To illustrate Canada’s reliance on real estate as the economy, a quick comparison between the US can be done. London sees 300%+ the gains of Cleveland, just across the river:
Cleveland with 600% gains year-over-year, London Ontario with 20,000%
This does not include recent large gains in Q1 2021
While a raise in rates across the world seems inevitable to avoid further inflation, Canadian Secretary for housing Adam Vaughan has stated a 10% drop in real estate prices is unacceptable. Yes, after a 30% run up in the past twelve months.
This sentiment by Vaughan is unsurprising, he sees homes not as a place to live in, but an alternative for financing retirement systems and therefore supporting price inflation:
Homes aren’t meant for living in, they’re an ATM
Vaughan has spoken further, stating that Canadian housing is “a market that’s driven by speculation” and that “we’re a very safe market for foreign investment but we’re not a great market for Canadians looking for choices around housing”.

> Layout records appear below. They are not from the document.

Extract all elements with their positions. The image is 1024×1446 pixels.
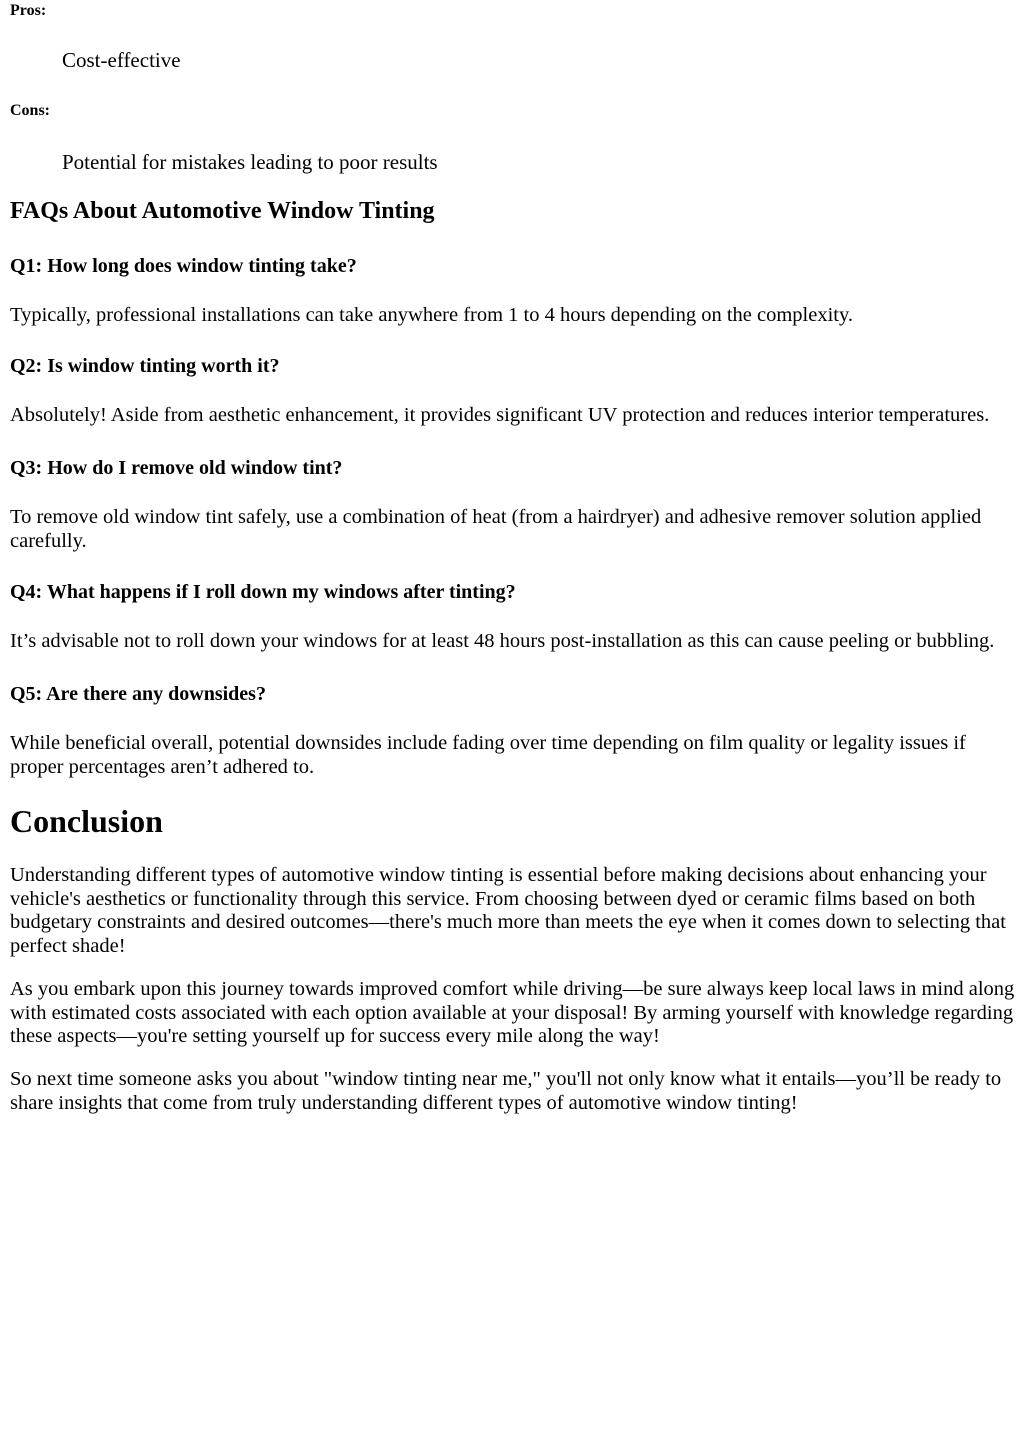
faq-answer-5: While beneficial overall, potential downsides include fading over time depending on film quality or legality issues if proper percentages aren’t adhered to. — [10, 732, 966, 778]
pros-label: Pros: — [10, 2, 47, 19]
conclusion-paragraph-3: So next time someone asks you about "window tinting near me," you'll not only know what it entails—you’ll be ready to share insights that come from truly understanding different types of automotive window tinting! — [10, 1068, 1002, 1114]
faq-answer-4: It’s advisable not to roll down your windows for at least 48 hours post-installation as this can cause peeling or bubbling. — [10, 630, 995, 652]
pros-item: Cost-effective — [62, 48, 181, 72]
faq-answer-2: Absolutely! Aside from aesthetic enhancement, it provides significant UV protection and reduces interior temperatures. — [10, 404, 990, 426]
faq-question-5: Q5: Are there any downsides? — [10, 683, 266, 705]
faq-heading: FAQs About Automotive Window Tinting — [10, 198, 435, 224]
faq-question-4: Q4: What happens if I roll down my windows after tinting? — [10, 581, 516, 603]
cons-label: Cons: — [10, 102, 51, 119]
conclusion-paragraph-2: As you embark upon this journey towards improved comfort while driving—be sure always keep local laws in mind along with estimated costs associated with each option available at your disposal! By arming yourself with knowledge regarding these aspects—you're setting yourself up for success every mile along the way! — [10, 978, 1015, 1047]
conclusion-paragraph-1: Understanding different types of automotive window tinting is essential before making decisions about enhancing your vehicle's aesthetics or functionality through this service. From choosing between dyed or ceramic films based on both budgetary constraints and desired outcomes—there's much more than meets the eye when it comes down to selecting that perfect shade! — [10, 864, 1006, 957]
conclusion-heading: Conclusion — [10, 803, 163, 839]
faq-question-3: Q3: How do I remove old window tint? — [10, 457, 343, 479]
cons-item: Potential for mistakes leading to poor results — [62, 150, 438, 174]
faq-question-1: Q1: How long does window tinting take? — [10, 255, 357, 277]
faq-question-2: Q2: Is window tinting worth it? — [10, 355, 280, 377]
faq-answer-3: To remove old window tint safely, use a combination of heat (from a hairdryer) and adhesive remover solution applied carefully. — [10, 506, 982, 552]
faq-answer-1: Typically, professional installations can take anywhere from 1 to 4 hours depending on the complexity. — [10, 304, 854, 326]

In order to keep pushing house prices higher to drive our economy, those in power are choosing to serve foreign speculation and not Canadians. Despite red hot overheated real estate markets, nothing in the Federal budget is geared towards cooling Canada’s housing market.
Central banks control what occurs next. With all major CBs hinting at tightening to reign in inflationary pressures, it is inevitable that the real estate market will cool down from here. The rate rise will not be tolerated well by Canadians. Those levered up heavily will face severe problems when refinancing, and the economy will suffer when the Canadian dollar appreciates more and export prices on commodities increase.
In a best case scenario, supply chains heal and commodity prices retreat; resulting in a Canadian dollar rally with rising rates being tolerated well by those importing Canadian commodities. Simultaneously, vaccination progress could allow immigration to reopen, leading to greater housing demand capable of absorbing higher rates.
The next several months will be critical. Tiff Macklem and the BoC will have to steadily walk a tight-rope they put themselves on. A significantly levered real estate market keeps the economy afloat and it cannot be allowed to crash.